The busy Sylphs surround their darling care,
These set the head, and those divide the hair,
Some fold the sleeve, whilst others plait the gown;
And Betty's praised for labors not her own.
3.
That serene and blessed mood,
In which the affections gently lead us on, -Until, the breath of this corporeal frame
And even the motion of our human blood
Almost suspended, we are laid asleep
In body, and become a living soul:
While with an eye made quiet by the power
Of harmony, and the deep power of joy,
We see into the life of things.
4.
There she weaves by night and day
A magic web with colours gay.
She has heard a whisper say,
A curse is on her if she stay
To look down to Camelot.
She knows not what the curse may be,
And so she weaveth steadily,
And little other care hath she,
The Lady of Shalott.
And moving through the mirror clear
That hangs before her all the year,
Shadows of the world appear.
There she sees the highway near
Winding down to Camelot;
There the river eddy whirls,
And there the surly village girls,
Pass onward from Shalott.
5.
Ah, love, let us be true
To one another! for the world, which seems
To lie before us like a land of dreams,
So various, so beautiful, so new,
Hath really neither joy, nor love, not light,
Nor certitude, nor peace, nor help for pain;
And we are here as on a darkling plain
Swept with confuses alarms of struggle and flight,
Where ignorant armies clash by night.
Department of English
English Literature: Enlightenment, Romantics and Victorians
Final Examination, March 11, 2010, Moed Beth
Part II (50%): books, texts and dictionaries permitted (no class notes)
Write a well-organized essay on one of the following topics. Give line or page
references and avoid unnecessary or long quotations. Relate the issues raised in each
work discussed to its formal and genre features.
1. Whereas the speaker of a Romantic poem is often a spokesman for the
historical author, in Gulliver's Travels and "My Last Duchess" the first-person
speaker expresses and embodies a point of view distinct from that of the
author. Choosing any one Romantic poem and either Gulliver's Travel's or
"My Last Duchess," discuss how these different first person speakers reflect,
whether directly or indirectly, the respective poets' ideas about poetry and
their vision of the world in its historical context.

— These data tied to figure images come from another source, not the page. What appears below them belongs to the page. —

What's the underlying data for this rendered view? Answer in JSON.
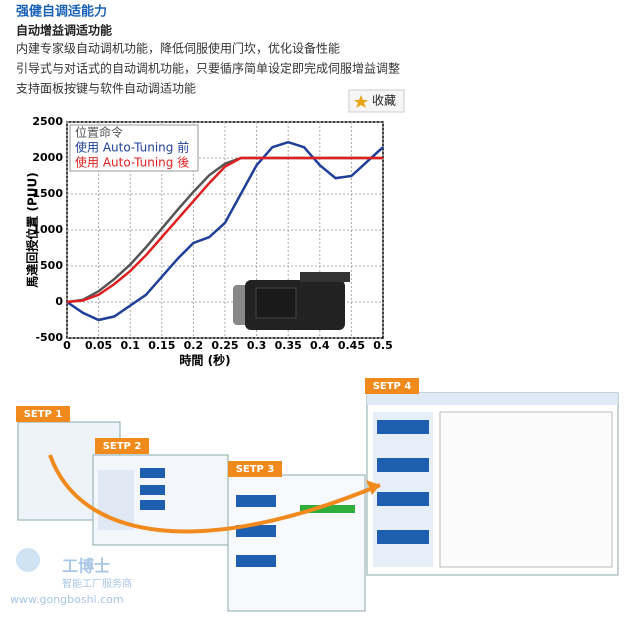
{
  "header": {
    "title": "强健自调适能力",
    "subtitle": "自动增益调适功能",
    "lines": [
      "内建专家级自动调机功能，降低伺服使用门坎，优化设备性能",
      "引导式与对话式的自动调机功能，只要循序简单设定即完成伺服增益调整",
      "支持面板按键与软件自动调适功能"
    ]
  },
  "favorite": "收藏",
  "chart_data": {
    "type": "line",
    "xlabel": "時間 (秒)",
    "ylabel": "馬達回授位置 (PUU)",
    "x": [
      0,
      0.025,
      0.05,
      0.075,
      0.1,
      0.125,
      0.15,
      0.175,
      0.2,
      0.225,
      0.25,
      0.275,
      0.3,
      0.325,
      0.35,
      0.375,
      0.4,
      0.425,
      0.45,
      0.475,
      0.5
    ],
    "series": [
      {
        "name": "位置命令",
        "color": "#555555",
        "values": [
          0,
          30,
          150,
          320,
          520,
          760,
          1020,
          1280,
          1530,
          1760,
          1920,
          2000,
          2000,
          2000,
          2000,
          2000,
          2000,
          2000,
          2000,
          2000,
          2000
        ]
      },
      {
        "name": "使用 Auto-Tuning 前",
        "color": "#1f3f99",
        "values": [
          0,
          -150,
          -250,
          -200,
          -50,
          100,
          350,
          600,
          820,
          900,
          1100,
          1500,
          1900,
          2150,
          2220,
          2150,
          1900,
          1720,
          1750,
          1950,
          2150
        ]
      },
      {
        "name": "使用 Auto-Tuning 後",
        "color": "#e02020",
        "values": [
          0,
          20,
          100,
          250,
          430,
          650,
          900,
          1150,
          1400,
          1650,
          1880,
          2000,
          2000,
          2000,
          2000,
          2000,
          2000,
          2000,
          2000,
          2000,
          2000
        ]
      }
    ],
    "xlim": [
      0,
      0.5
    ],
    "ylim": [
      -500,
      2500
    ],
    "xticks": [
      0,
      0.05,
      0.1,
      0.15,
      0.2,
      0.25,
      0.3,
      0.35,
      0.4,
      0.45,
      0.5
    ],
    "yticks": [
      -500,
      0,
      500,
      1000,
      1500,
      2000,
      2500
    ],
    "grid": true
  },
  "steps": [
    "SETP 1",
    "SETP 2",
    "SETP 3",
    "SETP 4"
  ],
  "watermark": {
    "brand": "工博士",
    "tagline": "智能工厂服务商",
    "url": "www.gongboshi.com"
  }
}
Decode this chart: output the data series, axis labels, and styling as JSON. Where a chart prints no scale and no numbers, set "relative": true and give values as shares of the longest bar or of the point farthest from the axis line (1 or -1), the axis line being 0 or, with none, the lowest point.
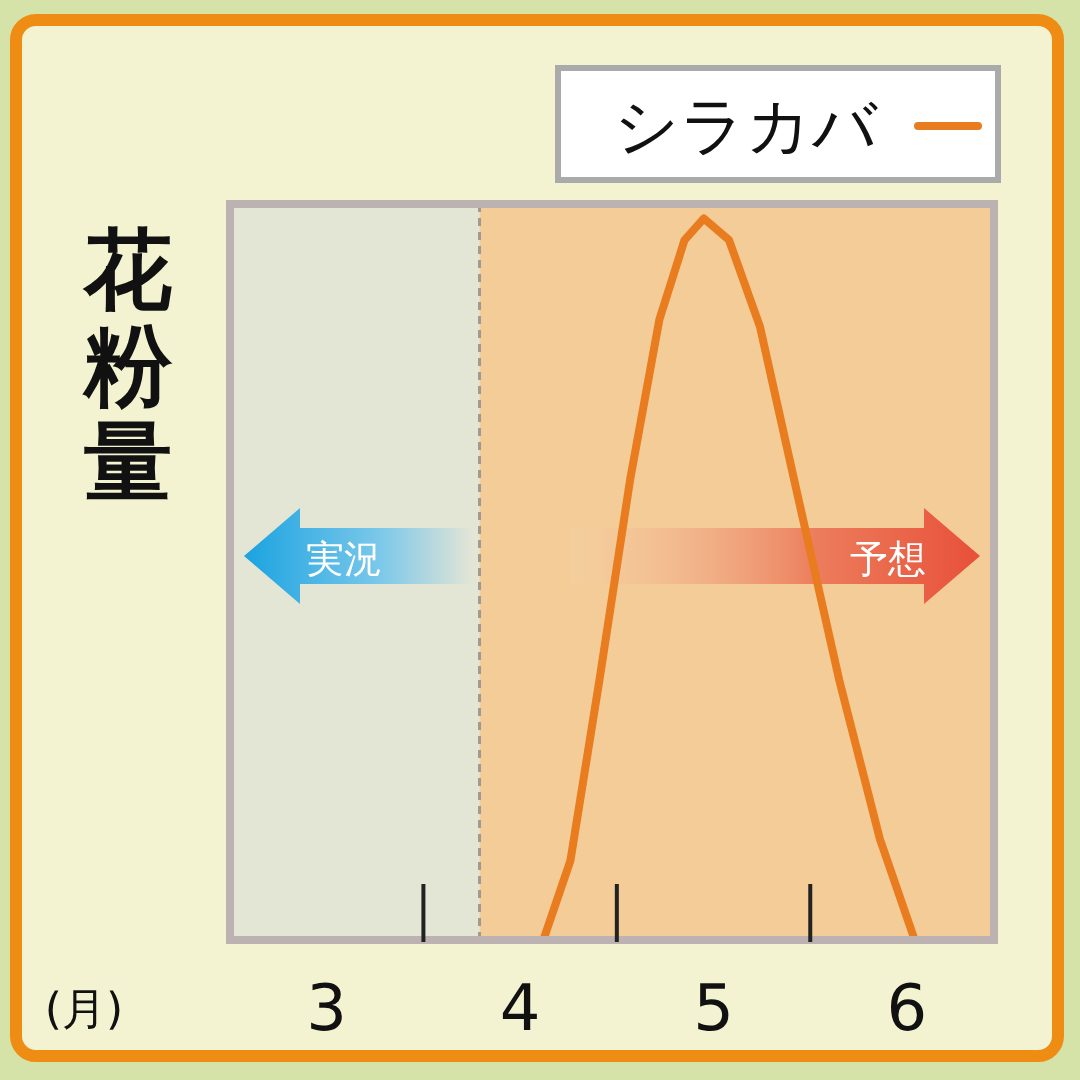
{
  "chart_data": {
    "type": "line",
    "relative": true,
    "xlabel": "(月)",
    "ylabel": "花粉量",
    "legend": "top right",
    "tick_labels": "x",
    "xlim": [
      2.5,
      6.45
    ],
    "xticks": [
      3,
      {
        "value": 3.5,
        "label": null
      },
      4,
      {
        "value": 4.5,
        "label": null
      },
      5,
      {
        "value": 5.5,
        "label": null
      },
      6
    ],
    "bands": [
      {
        "axis": "x",
        "from": 2.5,
        "to": 3.79,
        "color": "#e3e5d5"
      },
      {
        "axis": "x",
        "from": 3.79,
        "to": 6.45,
        "color": "#f3cc98"
      }
    ],
    "ref_lines": [
      {
        "axis": "x",
        "value": 3.79,
        "line_style": "dashed",
        "color": "#a09a90"
      }
    ],
    "annotations": [
      "実況",
      "予想"
    ],
    "series": [
      {
        "name": "シラカバ",
        "color": "#e87c1e",
        "x": [
          4.12,
          4.26,
          4.41,
          4.57,
          4.72,
          4.85,
          4.95,
          5.08,
          5.24,
          5.44,
          5.65,
          5.86,
          6.04
        ],
        "values": [
          0,
          0.11,
          0.36,
          0.64,
          0.86,
          0.97,
          1,
          0.97,
          0.85,
          0.61,
          0.36,
          0.14,
          0
        ]
      }
    ]
  }
}
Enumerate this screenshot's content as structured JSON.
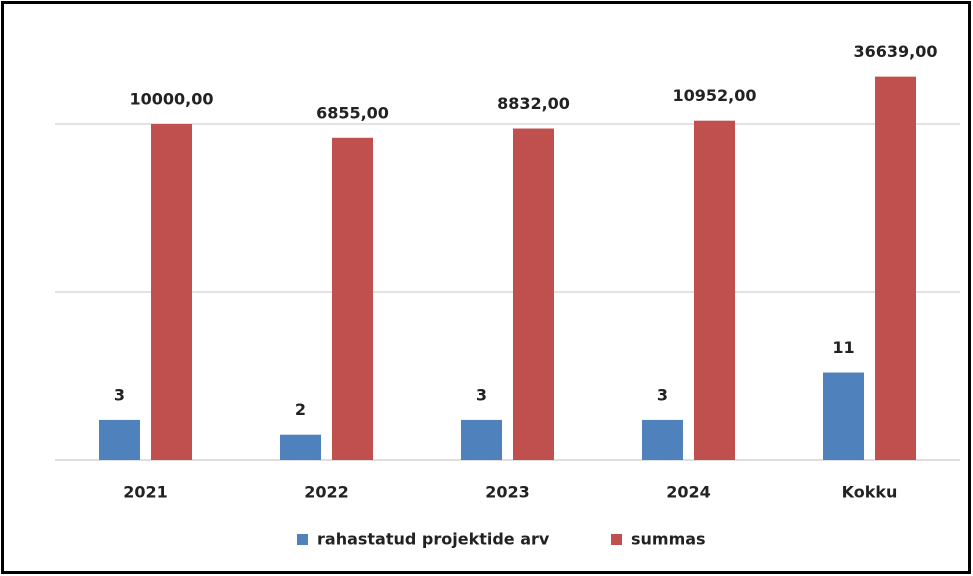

2. Shelley's "Ode to the West Wind," Tennyson's "In Memoriam" and Arnold's
"Dover Beach" all describe a process undergone by their respective speakers
that results in a change in their mood and/or vision of the world and their place
in it. Compare and contrast both the process and the change in "Ode to the
West Wind" and either "In Memoriam" or "Dover Beach," showing, among
other things, how they reflect Romantic and Victorian attitudes in general and
those of the specific poets in particular.